The challenge focused on the 2017 approval of the “Place for Treatment for the Termination of Pregnancy” provisions of Scotland’s Abortion Act. This approval affirmed a woman’s home as a place where the second stage of treatment for an early medical termination of pregnancy (EMT) could be carried out. The woman is required under the bill to have attended a clinic and been prescribed the medications mifepristone and misoprostol for the purposes of termination.

The SPUC argued that the approval was “unlawful” in holding that a pregnant woman’s home could be a “class of place” where an abortion could be conducted under the language of the original 1967 Abortion Act. They also argued that self-administration conducted at home did not constitute treatment “by a registered medical professional” required by the Act.
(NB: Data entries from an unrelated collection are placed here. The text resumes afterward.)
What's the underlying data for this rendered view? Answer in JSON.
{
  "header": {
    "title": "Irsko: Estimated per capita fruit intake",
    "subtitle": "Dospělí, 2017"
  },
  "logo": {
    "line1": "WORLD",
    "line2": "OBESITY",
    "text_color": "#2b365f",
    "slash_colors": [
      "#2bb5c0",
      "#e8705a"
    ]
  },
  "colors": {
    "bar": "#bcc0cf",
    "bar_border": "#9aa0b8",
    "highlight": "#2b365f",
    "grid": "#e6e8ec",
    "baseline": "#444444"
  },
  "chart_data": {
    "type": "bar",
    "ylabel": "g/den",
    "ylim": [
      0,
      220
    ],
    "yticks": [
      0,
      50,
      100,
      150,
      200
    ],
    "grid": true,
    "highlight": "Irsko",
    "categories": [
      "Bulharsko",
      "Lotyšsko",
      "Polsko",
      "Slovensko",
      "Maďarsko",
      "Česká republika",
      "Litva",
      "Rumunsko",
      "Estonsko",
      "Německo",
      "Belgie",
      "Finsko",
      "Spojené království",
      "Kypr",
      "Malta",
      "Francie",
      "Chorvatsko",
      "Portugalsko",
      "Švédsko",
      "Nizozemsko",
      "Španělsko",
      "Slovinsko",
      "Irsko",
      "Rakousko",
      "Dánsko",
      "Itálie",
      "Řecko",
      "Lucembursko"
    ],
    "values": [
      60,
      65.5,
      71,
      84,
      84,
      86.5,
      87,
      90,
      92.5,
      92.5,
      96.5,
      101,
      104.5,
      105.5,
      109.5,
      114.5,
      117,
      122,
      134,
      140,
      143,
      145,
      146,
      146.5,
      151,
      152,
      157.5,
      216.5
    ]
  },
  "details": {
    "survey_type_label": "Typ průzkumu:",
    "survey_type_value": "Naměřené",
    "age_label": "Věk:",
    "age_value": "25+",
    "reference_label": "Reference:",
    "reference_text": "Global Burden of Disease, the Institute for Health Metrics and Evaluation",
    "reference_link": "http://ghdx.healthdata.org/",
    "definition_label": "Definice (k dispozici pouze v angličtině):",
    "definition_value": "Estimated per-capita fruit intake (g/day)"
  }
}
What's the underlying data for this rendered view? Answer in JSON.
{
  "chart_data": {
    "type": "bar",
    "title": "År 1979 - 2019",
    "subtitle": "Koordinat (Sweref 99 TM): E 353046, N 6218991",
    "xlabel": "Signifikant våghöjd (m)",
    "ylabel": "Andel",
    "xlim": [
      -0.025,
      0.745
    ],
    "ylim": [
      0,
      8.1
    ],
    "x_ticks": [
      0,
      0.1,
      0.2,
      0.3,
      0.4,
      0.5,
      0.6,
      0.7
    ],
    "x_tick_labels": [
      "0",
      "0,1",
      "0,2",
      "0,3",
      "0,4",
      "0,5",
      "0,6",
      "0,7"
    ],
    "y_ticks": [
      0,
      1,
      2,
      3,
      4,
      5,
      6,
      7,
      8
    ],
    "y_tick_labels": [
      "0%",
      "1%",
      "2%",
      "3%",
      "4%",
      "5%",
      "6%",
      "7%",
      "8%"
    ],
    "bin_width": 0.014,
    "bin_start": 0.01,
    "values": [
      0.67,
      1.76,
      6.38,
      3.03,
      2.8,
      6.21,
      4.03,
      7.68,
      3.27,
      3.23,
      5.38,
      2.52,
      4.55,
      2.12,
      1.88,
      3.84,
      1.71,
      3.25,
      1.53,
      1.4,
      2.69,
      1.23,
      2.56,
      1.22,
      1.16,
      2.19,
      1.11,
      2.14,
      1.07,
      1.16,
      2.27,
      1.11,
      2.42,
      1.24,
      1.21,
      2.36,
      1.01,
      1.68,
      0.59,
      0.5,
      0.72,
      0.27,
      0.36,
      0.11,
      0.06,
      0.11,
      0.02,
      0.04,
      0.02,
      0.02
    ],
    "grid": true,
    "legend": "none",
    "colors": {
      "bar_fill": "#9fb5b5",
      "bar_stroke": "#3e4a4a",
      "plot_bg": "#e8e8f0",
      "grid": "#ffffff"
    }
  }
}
In affirming Lord ordinary’s dismissal of the claim, the Lord Justice Clerk, Lady Dorrian, dismissed these two arguments. She agreed with the Lord Ordinary’s conclusion that the requirement for control over a procedure by a registered medical professional was met by the approval, based on the restrictions the law places on women who wish to conduct treatment at home.

She also added that, “The legislation confers a very broad discretion on Ministers to approve a place or class of place where the termination of pregnancy may take place,” and that the approval of the pregnant woman’s home as such a place fell within this zone of discretion.